Wednesday, January 22, 2003

January 22, 2003
Staff meeting at eight. Very lively discussion about giving away mags at events like High Noon vs. holding the line and selling subs and issues. I can see both sides. The sales staff thinks we should get as many mags out as possible to anyone who is remotely interested in the hopes of reaching more readers. This is our competitors strategy (C&I and American Cowboy give out 1,000 mags at every show we have been at with them). R.G. counters this with the fact that each mag costs us 92 cents and when you give something away it has less value to the recipient. This also is true. I attended a writer’s conference in Gunnison last summer and got a packet with the usual bumper stickers, chamber brochures, Subway coupon, etc.. Also included was a Persimmon Hill magazine (which I happen to love), but when it came time to leave, I left everything in the room. The magazine became a throw-away. Or, as Thomas Paine put it: “What we obtain too cheap, we esteem too lightly.”

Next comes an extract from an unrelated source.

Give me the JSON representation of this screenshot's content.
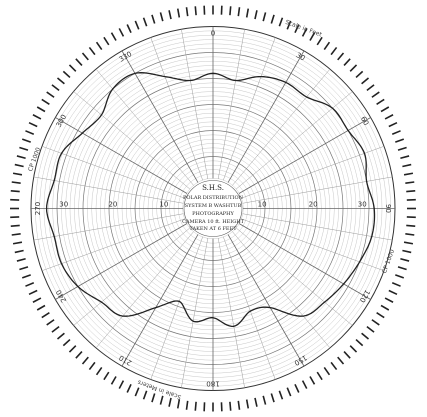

The sell-thru seminar on our covers was also quite enlightening. After I laid out the magazines by date, I then pulled all the losers and put them on the left, and made two tiers: the four very best sellers and the second tier with the almost as good, but slightly lower sales. The effect was stunning. At the very top were: Wyatt Earp, Custer, Wild Bill and Doc Holliday. All four had a singular image and a headline that you could read across the room. In the second tier were The Alamo issue, The Scouts, Texas Rangers, Jesse James, Butch & Sundance.

Win Holden, the publisher of Arizona Highways, came out at 12:40 and took a look at our next cover. Daniel H. has designed two different cover options. One with a close-up of John Wayne’s face, and the other a full body shot of the Duke, from Hondo, and it is stark black and white. Win said he would go with the close-up on the face. In today’s market there is strong statistical evidence that the singular, closeup on the face is the image that sells the most.

Jana B., R.G., Win and I went to lunch at Tonto. Win talked about the calendar business. Very enlightening. We want to do a True West calendar, but we may already be too late for 2004. In fact, Highways is already working up 2005. That’s how far out front you have to be. Amazing.

Drove in for a dental appointment at two. Survived cleaning and X-rays.

Came back and finished roughing in Classic Gunfights layout. R.G. gave me the word that there is room for “The Duke Is Born.” Got to finish that artwork before Friday because I’m going to Tucson for a writer’s conference. I’ll be looking for new writers and teaching a seminar. Imagine.

“I had a terrible education.  I went to a school for emotionally disturbed teachers.”